Decision support methodologies and tools are needed for asset management in future robust, flexible, and intelligent distribution systems. This subtopic covers research on methods and tools to support risk-based asset management. Improved assessment of the technical condition of components can be achieved using new sensors, increased sensor coverage, online condition data acquisition and analysis.

Initial work attempted to address the opportunities and challenges for implementing automatic methods for technical condition assessment for components in the distribution grid.

Condition monitoring for electricity distribution infrastructure can be divided into two broad areas. One is monitoring of infrastructure corridors where state of the art commercial solutions are available, using for example LIDAR data or photogrammetry. The other broad area is monitoring of the infrastructure itself and can be further divided into two main schemes: embedded monitoring, where sensors and required communication networks are integrated into the infrastructure itself, and remote monitoring which utilizes non-contact sensors carried by a mobile platform.

Some of the remaining challenges for automated condition monitoring systems include a lack of labeled training data, detection of novel faults, low-visibility conditions, and small features requiring high resolution sensors.

Future trends within automatic condition monitoring includes the increased adoption of remotely operated aircraft for data collection, the emergence of commercial solutions for automatic condition assessment of infrastructure and components, as well as the adoption of novel sensor types to extend the range of faults that are detectable.

Activities are carried out in connection with Elvia's CINELDI pilot on digital inspection of MV/LV substations where the focus has been risk modelling and assessment of the technical solution.
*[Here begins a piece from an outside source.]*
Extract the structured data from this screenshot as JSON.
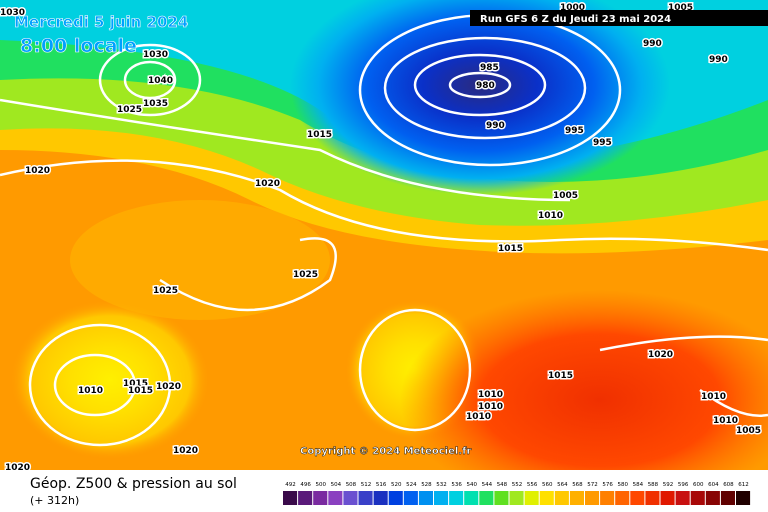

Data driven automated decision support for asset management, enabling DSOs to reduce risk, postpone maintenance and extend the equipment lifetime, is an ongoing activity where focus is on which data and quality are sufficient for optimal maintenance and reinvestment decisions. This includes a focus on the Value of Information (VoI), where a distinction is made between the value of perfect information and other information.

Since data is often collected for specific purposes, this results in limited availability for other purposes. Digital twins are a concept to reduce this problem. An initial investigation has been carried out regarding the use of digital twins for this purpose.